Low mineral intake is associated with high systolic blood pressure in the Third and Fourth National Health and Nutrition Examination Surveys: could we all be right?

作者信息

Townsend Marilyn S, Fulgoni Victor L, Stern Judith S, Adu-Afarwuah Seth, McCarron David A

机构信息

University of California, Davis, California, USA.

出版信息

Am J Hypertens. 2005 Feb;18(2 Pt 1):261-9. doi: 10.1016/j.amjhyper.2004.09.017.

Abstract

Analysis of the first National Health and Nutrition Examination Survey (NHANES) in 1984 revealed that a dietary pattern low in mineral intake, specifically calcium, potassium, and magnesium, was associated with hypertension in American adults. Using more recent survey data from NHANES III and NHANES IV, we re-examined the validity of this relationship. Blood pressure (BP) and nutrient intake data from 10,033 adult participants in NHANES III and 2311 adults in NHANES IV revealed findings similar to those of the earlier analysis, demonstrating that the association between inadequate mineral consumption and higher BP is valid and has persisted over two decades. Exploring this relationship further, we separated untreated hypertensive persons by hypertension type (systolic, diastolic, or both), and observed that the BP effect of low mineral intake was most pronounced in those with only systolic hypertension. We also observed that sodium intake was significantly lower in the systolic hypertension group and significantly higher in the diastolic hypertension group compared with the other groups. The nutrient pattern in the combined hypertension group was similar to that of the normotensive group. These findings may help to explain the inconsistent responses generally observed in dietary intervention studies, and they highlight the possible importance of tailored nutritional recommendations for hypertension based on hypertension category and individual dietary practices.
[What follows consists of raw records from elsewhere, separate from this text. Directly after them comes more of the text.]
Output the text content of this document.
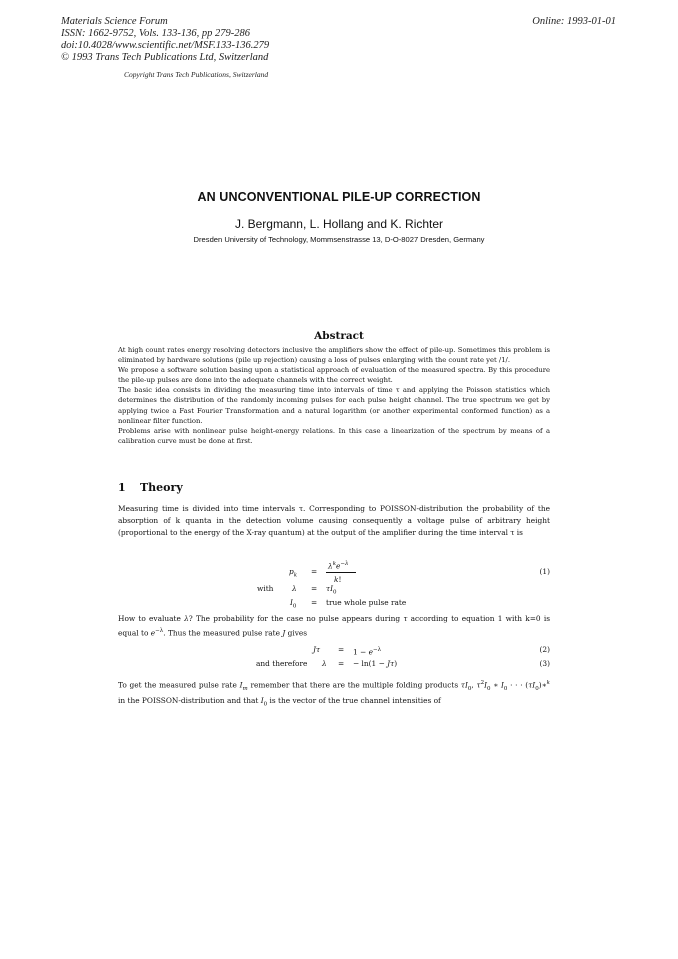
Materials Science Forum
ISSN: 1662-9752, Vols. 133-136, pp 279-286
doi:10.4028/www.scientific.net/MSF.133-136.279
© 1993 Trans Tech Publications Ltd, Switzerland
Online: 1993-01-01
Copyright Trans Tech Publications, Switzerland
AN UNCONVENTIONAL PILE-UP CORRECTION
J. Bergmann, L. Hollang and K. Richter
Dresden University of Technology, Mommsenstrasse 13, D-O-8027 Dresden, Germany
Abstract

At high count rates energy resolving detectors inclusive the amplifiers show the effect of pile-up. Sometimes this problem is eliminated by hardware solutions (pile up rejection) causing a loss of pulses enlarging with the count rate yet /1/.

We propose a software solution basing upon a statistical approach of evaluation of the measured spectra. By this procedure the pile-up pulses are done into the adequate channels with the correct weight.

The basic idea consists in dividing the measuring time into intervals of time τ and applying the Poisson statistics which determines the distribution of the randomly incoming pulses for each pulse height channel. The true spectrum we get by applying twice a Fast Fourier Transformation and a natural logarithm (or another experimental conformed function) as a nonlinear filter function.

Problems arise with nonlinear pulse height-energy relations. In this case a linearization of the spectrum by means of a calibration curve must be done at first.

1 Theory

Measuring time is divided into time intervals τ. Corresponding to POISSON-distribution the probability of the absorption of k quanta in the detection volume causing consequently a voltage pulse of arbitrary height (proportional to the energy of the X-ray quantum) at the output of the amplifier during the time interval τ is

$p_k$ =
$\lambda^ke^{-\lambda}$
k!
(1)
with	$\lambda = \tau I_0$
$I_0$ = true whole pulse rate

How to evaluate λ? The probability for the case no pulse appears during τ according to equation 1 with k=0 is equal to $e^{-\lambda}$. Thus the measured pulse rate J gives

$J\tau = 1 - e^{-\lambda}$	(2)
and therefore λ = − ln(1 − Jτ)	(3)

To get the measured pulse rate $I_m$ remember that there are the multiple folding products $\tau I_0$, $\tau^2I_0$ ∗ $I_0$ · · · $(\tau I_0)∗^k$ in the POISSON-distribution and that $I_0$ is the vector of the true channel intensities of
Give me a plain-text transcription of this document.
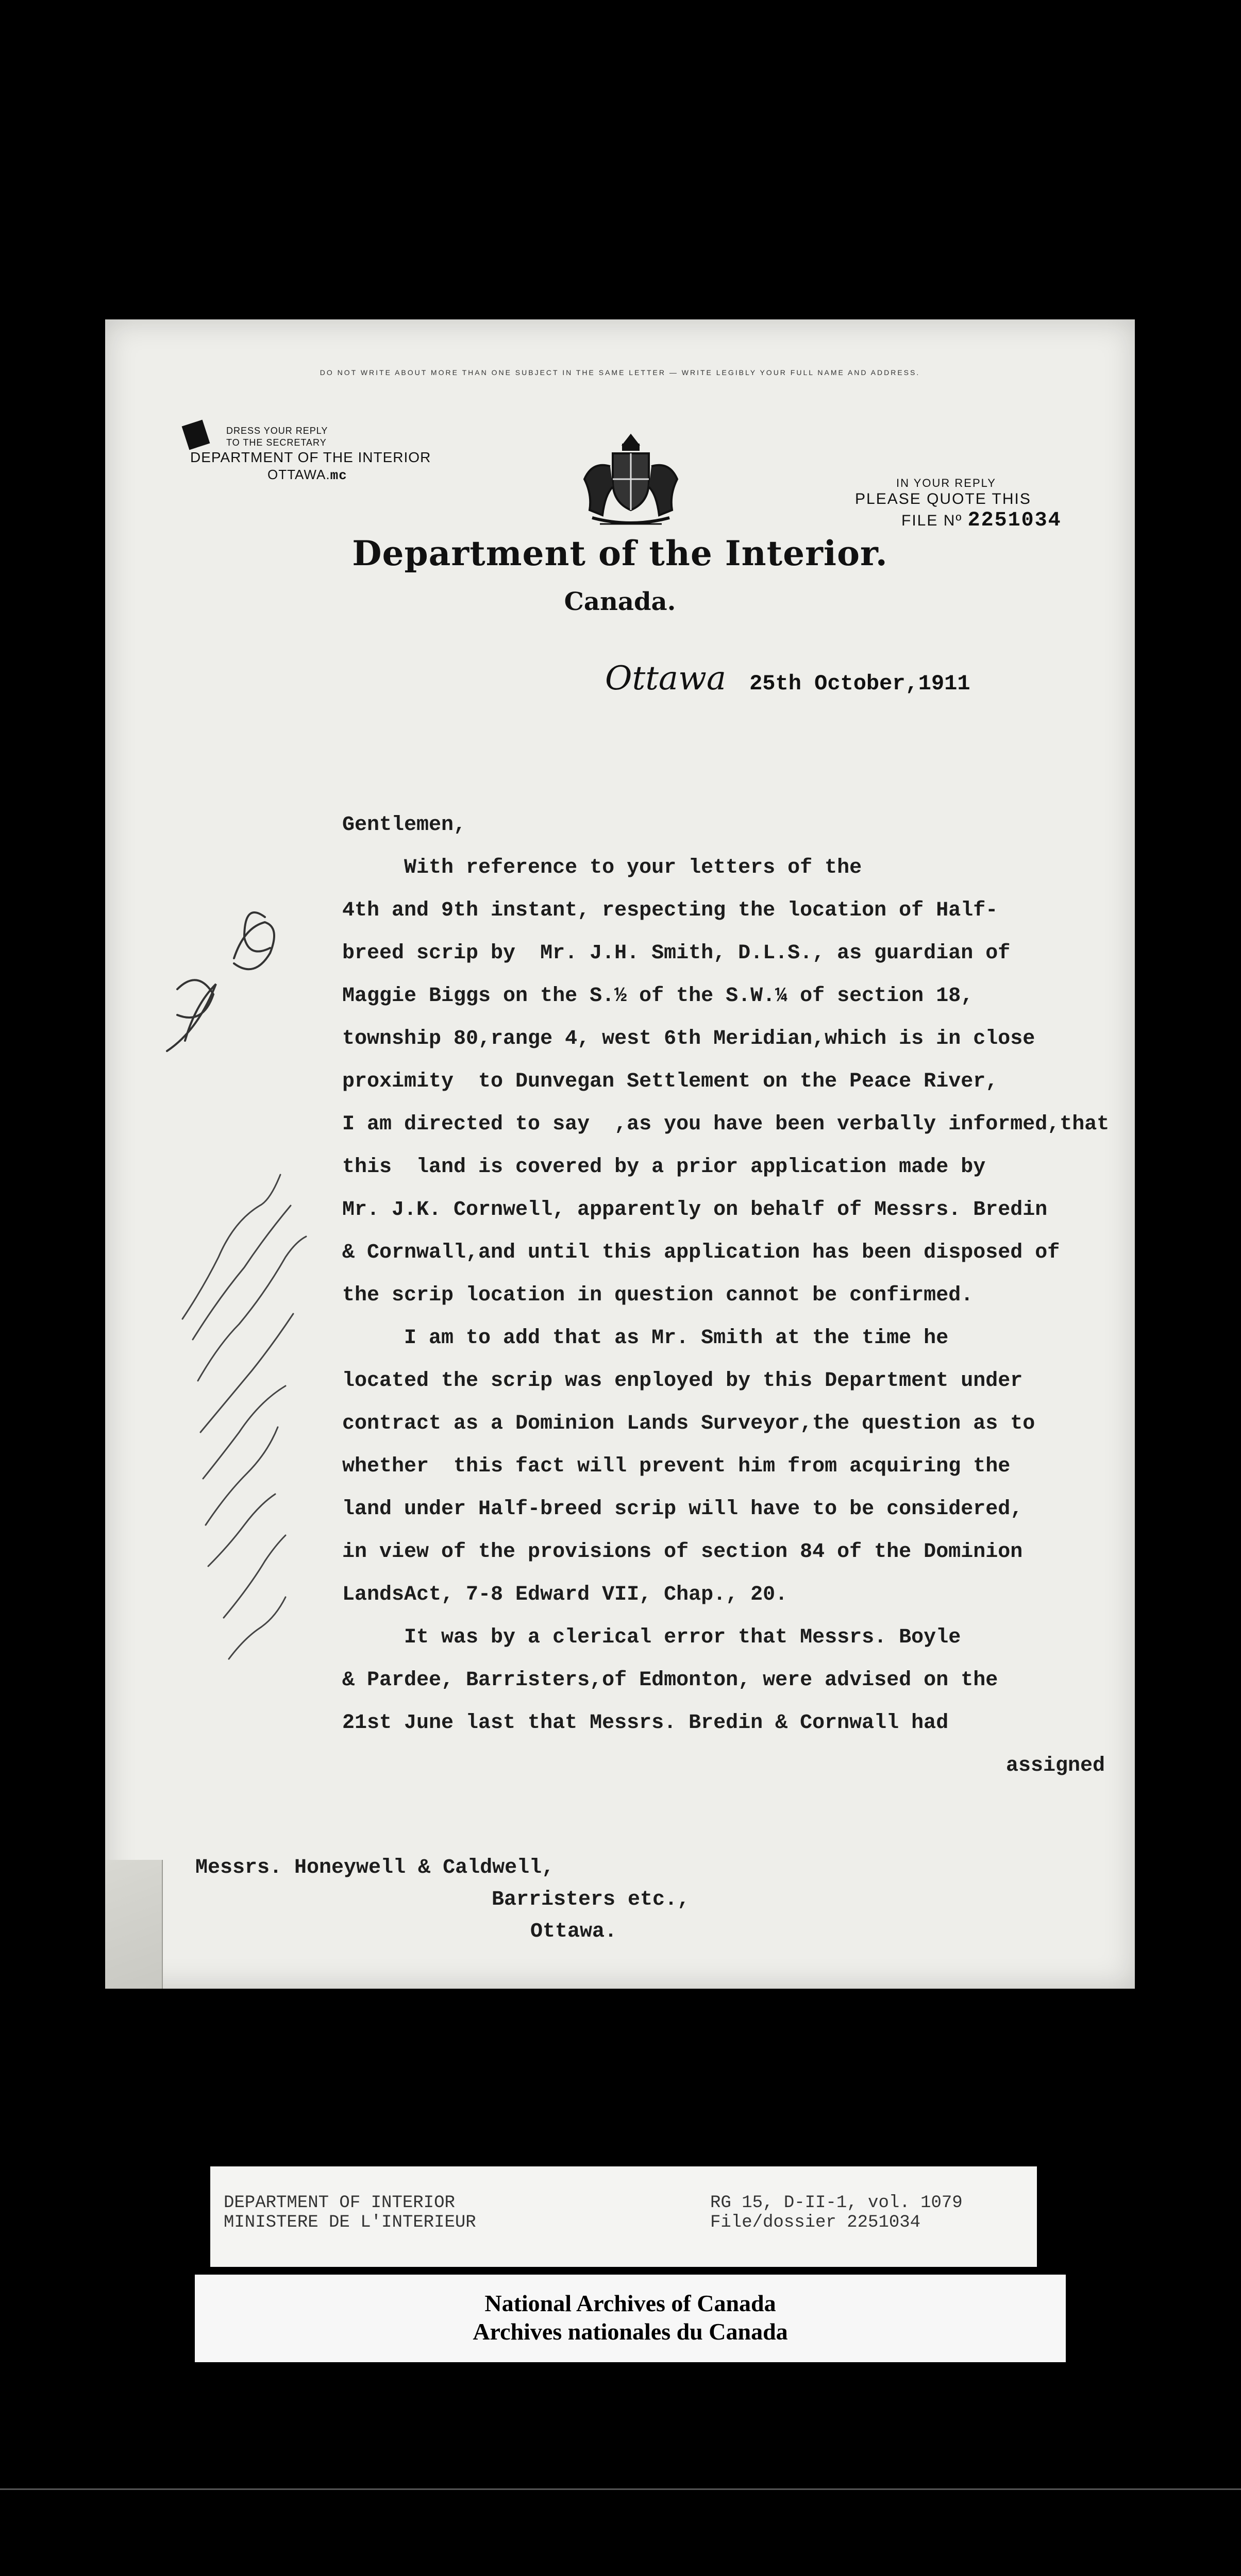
DO NOT WRITE ABOUT MORE THAN ONE SUBJECT IN THE SAME LETTER — WRITE LEGIBLY YOUR FULL NAME AND ADDRESS.
DRESS YOUR REPLY
TO THE SECRETARY
DEPARTMENT OF THE INTERIOR
OTTAWA.mc	IN YOUR REPLY
PLEASE QUOTE THIS
FILE Nº 2251034
Department of the Interior.
Canada.
Ottawa 25th October,1911

Gentlemen,

With reference to your letters of the

4th and 9th instant, respecting the location of Half-

breed scrip by  Mr. J.H. Smith, D.L.S., as guardian of

Maggie Biggs on the S.½ of the S.W.¼ of section 18,

township 80,range 4, west 6th Meridian,which is in close

proximity  to Dunvegan Settlement on the Peace River,

I am directed to say  ,as you have been verbally informed,that

this  land is covered by a prior application made by

Mr. J.K. Cornwell, apparently on behalf of Messrs. Bredin

& Cornwall,and until this application has been disposed of

the scrip location in question cannot be confirmed.

I am to add that as Mr. Smith at the time he

located the scrip was enployed by this Department under

contract as a Dominion Lands Surveyor,the question as to

whether  this fact will prevent him from acquiring the

land under Half-breed scrip will have to be considered,

in view of the provisions of section 84 of the Dominion

LandsAct, 7-8 Edward VII, Chap., 20.

It was by a clerical error that Messrs. Boyle

& Pardee, Barristers,of Edmonton, were advised on the

21st June last that Messrs. Bredin & Cornwall had

assigned

Messrs. Honeywell & Caldwell,
Barristers etc.,
Ottawa.
DEPARTMENT OF INTERIOR
MINISTERE DE L'INTERIEUR
RG 15, D-II-1, vol. 1079
File/dossier 2251034
National Archives of Canada
Archives nationales du Canada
Although randomized controlled trials are needed to characterize further the relationship between nutrient intake and hypertension type, these findings indicate that dietary management of hypertension may be more effective if the focus is on the overall nutritional profile rather than single-nutrient intake as currently recommended for most patients.

摘要

1984年首次全国健康与营养检查调查(NHANES)分析显示,矿物质摄入量低,特别是钙、钾和镁摄入量低的饮食模式与美国成年人高血压有关。利用NHANES III和NHANES IV的最新调查数据,我们重新审视了这种关系的有效性。来自NHANES III的10,033名成年参与者和NHANES IV的2311名成年人的血压(BP)和营养摄入数据显示,结果与早期分析相似,表明矿物质摄入不足与高血压之间的关联是有效的,并且在二十多年间一直存在。进一步探究这种关系,我们按高血压类型(收缩压、舒张压或两者皆有)对未经治疗的高血压患者进行了分类,观察到低矿物质摄入对血压的影响在仅患有收缩期高血压的患者中最为明显。我们还观察到,与其他组相比,收缩期高血压组的钠摄入量显著较低,而舒张期高血压组的钠摄入量显著较高。合并高血压组的营养模式与血压正常组相似。这些发现可能有助于解释饮食干预研究中普遍观察到的不一致反应,并且突出了根据高血压类别和个人饮食习惯制定针对性营养建议的可能重要性。尽管需要进行随机对照试验来进一步明确营养摄入与高血压类型之间的关系,但这些发现表明,如果关注的是整体营养状况而非目前大多数患者所建议的单一营养素摄入,高血压的饮食管理可能会更有效。